Animation would follow a path toward CGI. Disney’s Tarzan followed a familiar formula and was a hit, but in retrospect it would usher the company’s post-Renaissance phase. Meanwhile, Toy Story 2 would cement Pixar’s place as the premier animation studio. It’s easy to forget what a gamble that movie seemed. A sequel for a studio that’s best known for developing original stories? Surely this is the beginning of the end. Meanwhile, in the days before the Academy’s Best Animated Movie category would shed light on non-Disney efforts, an animated movie flopped but developed a strong cult following. 1999 also saw the release of The Iron Giant.

Also, for you “cartoons aren’t just for kids anymore” types… 1999 also saw the debut of South Park: Bigger, Longer, and Uncut, the highest grossing R-rated animated film until 2016’s Sausage Party.

In the world before Deadpool earned his chops as being a sort of superhero parody, Mystery Men bust out on the scene and took a bite out of superheroes with a distinctly 90’s bent. How did the world forget about The Shoveler? Mr. Furious? The Bowler? And also that this was the movie when we were all introduced to Smash Mouth’s “All Star”?

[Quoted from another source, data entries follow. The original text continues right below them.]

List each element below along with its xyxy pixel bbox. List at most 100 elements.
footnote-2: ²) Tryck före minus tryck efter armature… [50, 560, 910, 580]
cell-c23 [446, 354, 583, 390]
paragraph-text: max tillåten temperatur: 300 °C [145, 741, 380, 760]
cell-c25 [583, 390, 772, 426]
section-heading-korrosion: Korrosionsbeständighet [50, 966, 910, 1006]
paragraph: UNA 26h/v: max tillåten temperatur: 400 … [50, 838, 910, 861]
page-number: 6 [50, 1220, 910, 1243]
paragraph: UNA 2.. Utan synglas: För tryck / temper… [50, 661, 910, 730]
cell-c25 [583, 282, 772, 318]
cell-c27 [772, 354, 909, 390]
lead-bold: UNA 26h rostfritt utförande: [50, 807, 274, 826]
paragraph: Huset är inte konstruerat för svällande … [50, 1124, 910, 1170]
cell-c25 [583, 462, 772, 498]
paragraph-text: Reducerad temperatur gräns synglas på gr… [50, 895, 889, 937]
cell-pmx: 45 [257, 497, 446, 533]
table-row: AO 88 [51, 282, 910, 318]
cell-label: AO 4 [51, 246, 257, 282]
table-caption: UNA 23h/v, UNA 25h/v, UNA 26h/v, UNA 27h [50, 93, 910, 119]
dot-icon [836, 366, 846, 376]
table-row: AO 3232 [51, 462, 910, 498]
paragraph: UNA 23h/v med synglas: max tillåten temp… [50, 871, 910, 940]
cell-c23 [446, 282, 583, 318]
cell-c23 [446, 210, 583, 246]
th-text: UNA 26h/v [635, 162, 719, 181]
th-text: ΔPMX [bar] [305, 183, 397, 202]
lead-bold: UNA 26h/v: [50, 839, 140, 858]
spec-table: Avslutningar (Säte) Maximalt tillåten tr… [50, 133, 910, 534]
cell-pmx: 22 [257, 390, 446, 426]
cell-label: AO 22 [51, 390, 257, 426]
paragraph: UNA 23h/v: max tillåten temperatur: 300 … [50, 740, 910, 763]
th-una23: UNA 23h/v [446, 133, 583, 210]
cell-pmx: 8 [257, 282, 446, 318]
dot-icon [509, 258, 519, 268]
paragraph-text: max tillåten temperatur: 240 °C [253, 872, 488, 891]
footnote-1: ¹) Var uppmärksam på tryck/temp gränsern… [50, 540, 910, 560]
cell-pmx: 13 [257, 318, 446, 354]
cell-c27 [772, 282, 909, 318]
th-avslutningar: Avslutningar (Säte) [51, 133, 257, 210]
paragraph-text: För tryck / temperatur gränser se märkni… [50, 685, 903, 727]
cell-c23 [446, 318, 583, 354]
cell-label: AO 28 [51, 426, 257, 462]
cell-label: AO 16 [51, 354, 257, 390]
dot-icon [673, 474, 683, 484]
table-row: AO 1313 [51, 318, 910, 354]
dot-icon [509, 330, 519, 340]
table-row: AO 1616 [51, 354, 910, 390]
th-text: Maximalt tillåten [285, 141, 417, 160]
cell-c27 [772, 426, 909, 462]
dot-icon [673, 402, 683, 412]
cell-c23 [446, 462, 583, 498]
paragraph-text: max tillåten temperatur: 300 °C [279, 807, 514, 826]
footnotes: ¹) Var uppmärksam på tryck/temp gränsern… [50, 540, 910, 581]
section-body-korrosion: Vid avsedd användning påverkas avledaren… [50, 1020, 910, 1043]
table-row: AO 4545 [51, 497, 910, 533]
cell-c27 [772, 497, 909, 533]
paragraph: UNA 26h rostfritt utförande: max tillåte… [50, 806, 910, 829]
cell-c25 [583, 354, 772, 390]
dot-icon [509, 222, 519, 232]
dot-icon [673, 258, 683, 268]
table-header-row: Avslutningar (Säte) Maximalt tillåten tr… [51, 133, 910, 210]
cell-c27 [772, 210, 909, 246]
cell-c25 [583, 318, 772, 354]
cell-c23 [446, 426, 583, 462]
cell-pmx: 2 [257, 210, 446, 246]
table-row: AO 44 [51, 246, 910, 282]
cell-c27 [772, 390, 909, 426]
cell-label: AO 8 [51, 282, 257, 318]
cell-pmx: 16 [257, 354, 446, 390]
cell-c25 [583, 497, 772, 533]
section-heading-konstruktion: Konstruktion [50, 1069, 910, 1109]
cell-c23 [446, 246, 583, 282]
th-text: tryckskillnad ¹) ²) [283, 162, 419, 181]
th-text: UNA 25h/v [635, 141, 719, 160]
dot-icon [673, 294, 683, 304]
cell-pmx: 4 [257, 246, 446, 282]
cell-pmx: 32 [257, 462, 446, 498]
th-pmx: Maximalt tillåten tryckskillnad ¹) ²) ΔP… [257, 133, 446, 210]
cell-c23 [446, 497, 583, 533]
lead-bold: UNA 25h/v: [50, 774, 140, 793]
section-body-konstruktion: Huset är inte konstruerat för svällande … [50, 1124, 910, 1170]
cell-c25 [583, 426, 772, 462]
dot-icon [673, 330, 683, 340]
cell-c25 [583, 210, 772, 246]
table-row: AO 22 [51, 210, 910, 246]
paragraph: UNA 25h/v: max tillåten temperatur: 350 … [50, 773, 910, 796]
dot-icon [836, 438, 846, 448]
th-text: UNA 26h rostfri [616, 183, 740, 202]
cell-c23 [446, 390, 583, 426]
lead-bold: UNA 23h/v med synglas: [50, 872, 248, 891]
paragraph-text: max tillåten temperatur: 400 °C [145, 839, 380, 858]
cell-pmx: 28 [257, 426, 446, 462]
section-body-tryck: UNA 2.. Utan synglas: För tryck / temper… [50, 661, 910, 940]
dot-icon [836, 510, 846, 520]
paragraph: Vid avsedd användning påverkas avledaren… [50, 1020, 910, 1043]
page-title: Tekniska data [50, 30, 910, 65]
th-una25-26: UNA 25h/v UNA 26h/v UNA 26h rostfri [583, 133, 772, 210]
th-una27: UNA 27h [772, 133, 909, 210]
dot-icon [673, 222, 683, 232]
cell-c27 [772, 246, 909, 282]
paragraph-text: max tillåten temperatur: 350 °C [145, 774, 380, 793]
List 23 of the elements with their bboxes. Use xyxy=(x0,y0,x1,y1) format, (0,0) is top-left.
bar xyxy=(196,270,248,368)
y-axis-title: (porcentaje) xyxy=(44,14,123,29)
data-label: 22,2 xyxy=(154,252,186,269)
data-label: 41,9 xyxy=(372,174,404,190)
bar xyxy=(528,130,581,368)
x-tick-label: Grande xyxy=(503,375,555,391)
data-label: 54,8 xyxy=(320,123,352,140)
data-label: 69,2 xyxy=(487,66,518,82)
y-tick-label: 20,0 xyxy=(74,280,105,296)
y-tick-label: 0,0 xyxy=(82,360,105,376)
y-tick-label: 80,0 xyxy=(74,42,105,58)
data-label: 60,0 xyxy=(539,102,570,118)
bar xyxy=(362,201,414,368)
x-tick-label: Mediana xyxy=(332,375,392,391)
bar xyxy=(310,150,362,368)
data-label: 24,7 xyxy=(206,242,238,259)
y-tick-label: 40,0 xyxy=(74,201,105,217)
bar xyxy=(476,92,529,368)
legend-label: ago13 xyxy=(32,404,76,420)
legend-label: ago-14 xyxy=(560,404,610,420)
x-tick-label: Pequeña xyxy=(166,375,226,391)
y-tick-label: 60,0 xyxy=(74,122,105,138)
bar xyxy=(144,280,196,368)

1999 also saw Stanley Kubrick’s final film (Eyes Wide Shut) as well as a parody that plenty of Trekkies consider is one of the best Star Trek movies of all time (Galaxy Quest). 1999 also saw what was likely the end of Will Smith’s reign as box office champ. Wild Wild West was a flow that stopped the Willennium far too early and ensured that steampunk would never go mainstream. Meanwhile, the year would bite off more than it could chew with one of the Avocado’s favorite all time “so-bad-it’s-good” movies, Deep Blue Sea.

There are plenty more I’m missing, I’m sure. If your favorite movie from 1999 ended up being Teaching Mrs. Tingle, please, feel free to elaborate below!